Serum Prolactin Levels in Unmedicated Schizophrenic Patients

Author Affiliations

From the Department of Psychiatry, University of Chicago Pritzker School of Medicine and the Illinois State Psychiatric Institute (Dr. Meltzer); the Department of Psychiatry, Albert Einstein College of Medicine, New York (Dr. Sachar); and the Department of Medicine, Columbia University College of Physicians and Surgeons, and the Presbyterian Hospital, New York (Dr. Frantz).
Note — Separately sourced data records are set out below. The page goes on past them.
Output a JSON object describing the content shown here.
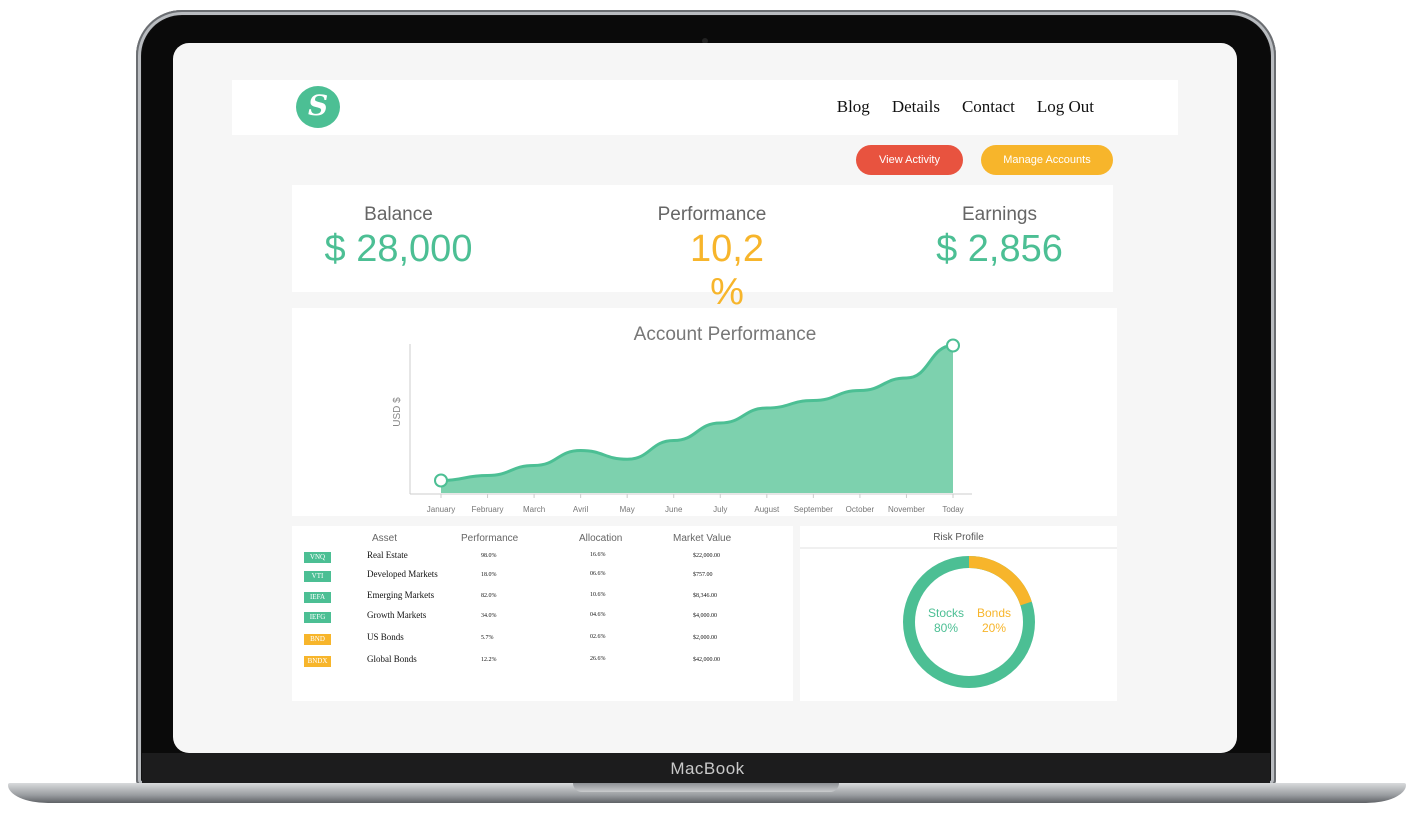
{
  "device": {
    "brand": "MacBook"
  },
  "nav": {
    "logo_letter": "S",
    "links": [
      "Blog",
      "Details",
      "Contact",
      "Log Out"
    ]
  },
  "actions": {
    "view_activity": "View Activity",
    "manage_accounts": "Manage Accounts"
  },
  "stats": [
    {
      "label": "Balance",
      "value": "$ 28,000",
      "color": "#4cbf94"
    },
    {
      "label": "Performance",
      "value": "10,2 %",
      "color": "#f7b52b"
    },
    {
      "label": "Earnings",
      "value": "$ 2,856",
      "color": "#4cbf94"
    }
  ],
  "chart_data": {
    "type": "area",
    "title": "Account Performance",
    "ylabel": "USD $",
    "xlabel": "",
    "categories": [
      "January",
      "February",
      "March",
      "Avril",
      "May",
      "June",
      "July",
      "August",
      "September",
      "October",
      "November",
      "Today"
    ],
    "values": [
      10,
      14,
      22,
      34,
      27,
      42,
      56,
      68,
      74,
      82,
      92,
      118
    ],
    "ylim": [
      0,
      120
    ],
    "color": "#7dd1ae",
    "line_color": "#4cbf94",
    "grid": false
  },
  "table": {
    "headers": [
      "Asset",
      "Performance",
      "Allocation",
      "Market Value"
    ],
    "rows": [
      {
        "ticker": "VNQ",
        "asset": "Real Estate",
        "performance": "98.0%",
        "allocation": "16.6%",
        "value": "$22,000.00",
        "type": "stock"
      },
      {
        "ticker": "VTI",
        "asset": "Developed Markets",
        "performance": "18.0%",
        "allocation": "06.6%",
        "value": "$757.00",
        "type": "stock"
      },
      {
        "ticker": "IEFA",
        "asset": "Emerging Markets",
        "performance": "82.0%",
        "allocation": "10.6%",
        "value": "$8,346.00",
        "type": "stock"
      },
      {
        "ticker": "IEFG",
        "asset": "Growth Markets",
        "performance": "34.0%",
        "allocation": "04.6%",
        "value": "$4,000.00",
        "type": "stock"
      },
      {
        "ticker": "BND",
        "asset": "US Bonds",
        "performance": "5.7%",
        "allocation": "02.6%",
        "value": "$2,000.00",
        "type": "bond"
      },
      {
        "ticker": "BNDX",
        "asset": "Global Bonds",
        "performance": "12.2%",
        "allocation": "26.6%",
        "value": "$42,000.00",
        "type": "bond"
      }
    ],
    "stock_color": "#4cbf94",
    "bond_color": "#f7b52b"
  },
  "risk": {
    "title": "Risk Profile",
    "stocks_label": "Stocks",
    "stocks_pct": "80%",
    "bonds_label": "Bonds",
    "bonds_pct": "20%",
    "stocks_value": 80,
    "bonds_value": 20
  }
}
Arch Gen Psychiatry. 1974;31(4):564-569. doi:10.1001/archpsyc.1974.01760160102021

Excessive dopaminergic activity in some dopaminergic tracts may be involved in the cause of some types of schizophrenia. We studied serum prolactin levels in newly admitted, unmedicated, psychiatric patients to determine if the prolactin levels in schizophrenic patients might be diminished to reflect increased dopaminergic activity in the tuberoinfundibular tract or the increases associated with psychological stress. Mean serum prolactin concentration was found to be within the normal range in 22 unmedicated, acutely disturbed, newly admitted schizophrenic patients but tended to be elevated in two manic patients and one patient with a severe anxiety state.

It may be possible to use these findings to assess the degree of dopaminergic activity of the tuberoinfundibular tract. It appears that the mechanism that causes stress to increase serum prolactin may be abnormal in some schizophrenic patients.